The Immaculate Heart of Mary: A life of mediation


    Today’s date marks the octave of the Assumption, the traditional feast of the Immaculate Heart of Mary, a feast moved to earlier in the year in the modern calendar and lowered to an optional memorial. It is a shame for the feasts of the Assumption and the Immaculate Heart to have been thus divorced from each other in modern times, as the traditional date allows the Church more time to dwell on the glories of Mary, the wonders of the Assumption, and the role which she now plays in her celestial throne. 

    Dom Gueranger writes on this point in his commentary for the Octave day of the Assumption: “the immensity of grace and merit, whereby the Blessed Virgin’s supernatural perfection stands quite apart from all others, gives us a right to conclude that she has an equal supereminence in glory, which is always proportioned to the sanctity of the elect.” Indeed, the glories of her Assumption into heaven are matched only by the continuous act of love whereby she makes intercession for her children here below, from the tenderness of her Immaculate Heart. 

    “Mary desires nothing in heaven, and has nothing to desire,” writes St.

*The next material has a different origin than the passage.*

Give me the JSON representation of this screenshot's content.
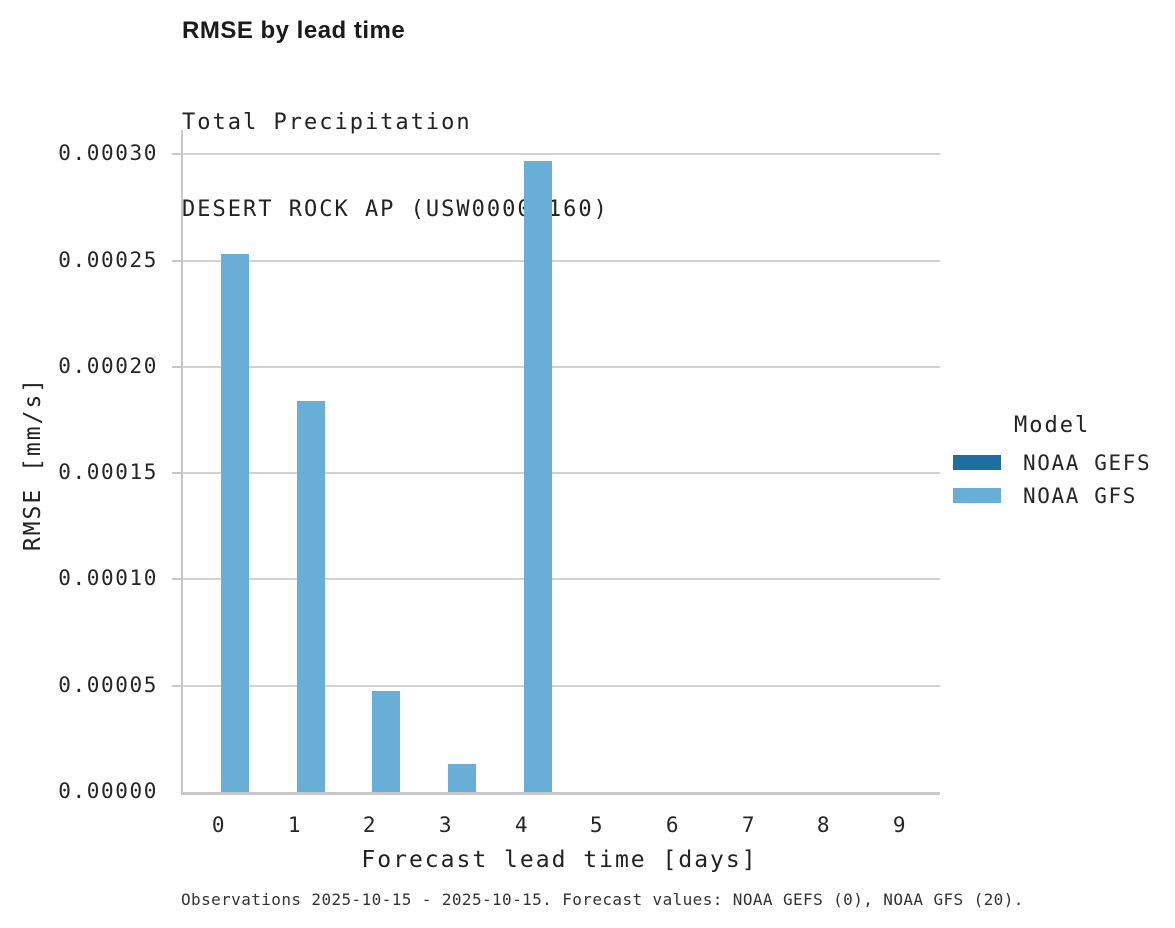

Alphonsus. No other creature could be, or is, more closely united with God than she is. Having been assumed into the heavenly glory, the communion of hearts spills out as the outpouring of graces upon those desirous of following Christ. For the love which the Immaculate Heart has first and foremost for God, has a secondary element, namely that all those on earth respond to the divine call, and heed the will of God. 

    Mary desires that all come to love and imitate her Son, just as she loved and accompanied Him during His salvific mission of redemption. It is the natural response of her heart, for since she is so filled with the love of God, she cannot but will that all come to love Him as she does. 

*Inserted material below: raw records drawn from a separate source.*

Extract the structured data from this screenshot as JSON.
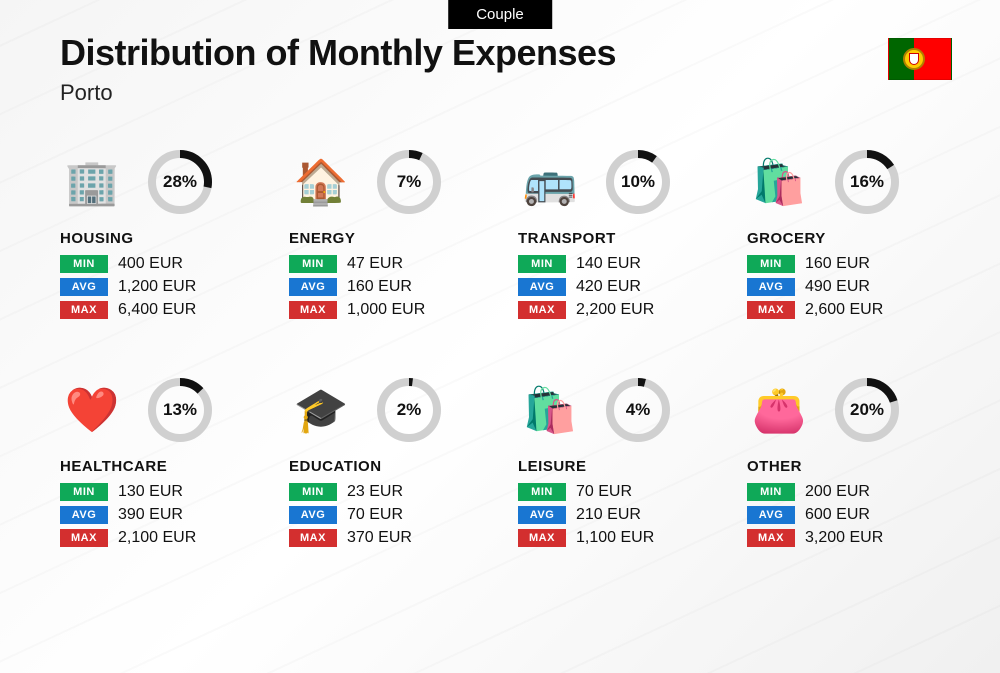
{
  "header": {
    "tab": "Couple",
    "title": "Distribution of Monthly Expenses",
    "city": "Porto"
  },
  "labels": {
    "min": "MIN",
    "avg": "AVG",
    "max": "MAX"
  },
  "colors": {
    "min": "#0fa958",
    "avg": "#1976d2",
    "max": "#d32f2f",
    "ring_fg": "#111111",
    "ring_bg": "#d0d0d0"
  },
  "ring": {
    "radius": 28,
    "stroke_width": 8
  },
  "currency": "EUR",
  "categories": [
    {
      "key": "housing",
      "name": "HOUSING",
      "icon": "🏢",
      "pct": 28,
      "min": "400 EUR",
      "avg": "1,200 EUR",
      "max": "6,400 EUR"
    },
    {
      "key": "energy",
      "name": "ENERGY",
      "icon": "🏠",
      "pct": 7,
      "min": "47 EUR",
      "avg": "160 EUR",
      "max": "1,000 EUR"
    },
    {
      "key": "transport",
      "name": "TRANSPORT",
      "icon": "🚌",
      "pct": 10,
      "min": "140 EUR",
      "avg": "420 EUR",
      "max": "2,200 EUR"
    },
    {
      "key": "grocery",
      "name": "GROCERY",
      "icon": "🛍️",
      "pct": 16,
      "min": "160 EUR",
      "avg": "490 EUR",
      "max": "2,600 EUR"
    },
    {
      "key": "healthcare",
      "name": "HEALTHCARE",
      "icon": "❤️",
      "pct": 13,
      "min": "130 EUR",
      "avg": "390 EUR",
      "max": "2,100 EUR"
    },
    {
      "key": "education",
      "name": "EDUCATION",
      "icon": "🎓",
      "pct": 2,
      "min": "23 EUR",
      "avg": "70 EUR",
      "max": "370 EUR"
    },
    {
      "key": "leisure",
      "name": "LEISURE",
      "icon": "🛍️",
      "pct": 4,
      "min": "70 EUR",
      "avg": "210 EUR",
      "max": "1,100 EUR"
    },
    {
      "key": "other",
      "name": "OTHER",
      "icon": "👛",
      "pct": 20,
      "min": "200 EUR",
      "avg": "600 EUR",
      "max": "3,200 EUR"
    }
  ]
}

    Having this feast after the Assumption therefore highlights this element of Mary’s work of mediation, for the saints and theologians teach that being “even nearer to God, she better knows our miseries, and her pity for us is greater while she is better able to help us.” 

    “Let us not fear that, amidst the great interests of the spreading of God’s Kingdom, she will forget our littleness or our miseries,” encourages Dom Gueranger. “She knows all that takes place in the obscurest corners, in the furthest limits of her immense domain…On the other hand, we must believe that her charity could not possibly be defective: as her love of God surpasses the love of all the elect, so the tenderness of all mothers united, centered upon an only child, is nothing to the love wherewith Mary surrounds the least, the most forgotten, the most neglected of all the children of God, who are her children too.”

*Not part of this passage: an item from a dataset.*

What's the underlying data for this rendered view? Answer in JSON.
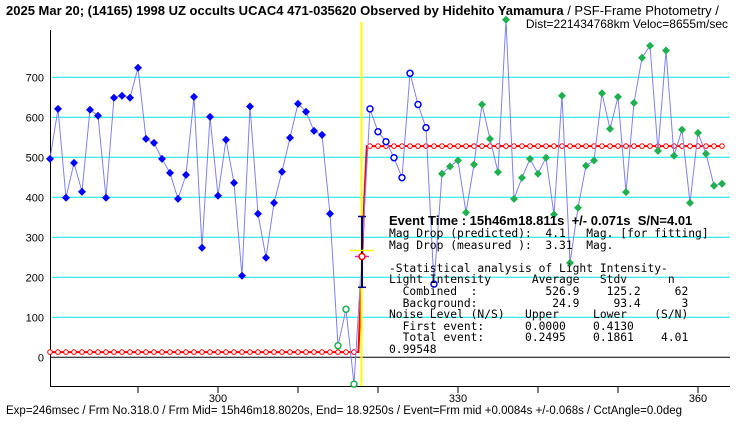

    The reign of the Immaculate Heart is one of utmost dedication to God, and one in which the humble virgin points always to Him, and never to herself. Despite receiving the most singular graces, the terrible honour of participating in the act of redemption, and being assumed into heaven, Mary does not take any of this glory unto herself. Rather, the feast of the Immaculate Heart is a reminder of how still in heaven, her life is dedicated to the love and service of God, to union with her Son, and being the channel of graces bestowed by the Holy Spirit upon all below. 

    The French Mariologist Pere Neubert notes this aspect in his discourse on the Assumption: “By the very fact that the Assumption makes us realise better how Mary is our Mother, how close she is to us, how well she knows our prayers and our needs, how warmly she sympathises with us in our joys and in our trials – this mystery also makes u understand more fully her will to save all her children in this world and realise better he earnest desire to have us aid her in the accomplishment of this mission.”

    The outpouring of love and grace from the Immaculate Heart of Mary is the natural consequence not only of the Assumption, but of her Immaculate Conception, her perpetual virginity, her Divine Maternity, and her co-operation in the redemption. Each of these honours and graces of Mary are oriented towards God, and the fulfilment of His will. Each action which she performs, is an act whereby she unites her will to His, always desirous of the salvation of souls and the glorification of almighty God.  

    It is important to thus dwell on the mystery of the Immaculate Heart at this juncture in the Church’s calendar, for as Dr. Kwasnieswki notes: “She is borne into heaven to emulate, enter into, and extend as Mediatrix of all graces the intercessory role of Jesus Christ, the one Mediator between God and man. Clearly the Ascension and the Assumption in the tradition of spiritual theology (one need only look at the homilies of St. Bernard of Clairvaux) are about Jesus and Mary going to the throne of God to make intercession for us—obviously in two different ways.”

Small wonder therefore that St. Alphonsus closes his discourse on the Assumption, by making reference to the mediation which Mary continues to perform from her heavenly throne. Her mission of glorifying God and bringing souls to Christ does not end with her Assumption, but in many ways intensifies, as she now channels graces to all who offer earnest petition, as noted in the words of the Memorare: 

Remember O most gracious Virgin Mary, that never was it known that anyone who fled to thy protection, implored thy help, or sought thine intercession was left unaided.

Inspired by this confidence, I fly unto thee, O Virgin of virgins, my mother; to thee do I come, before thee I stand, sinful and sorrowful. O Mother of the Word Incarnate, despise not my petitions, but in thy mercy hear and answer me.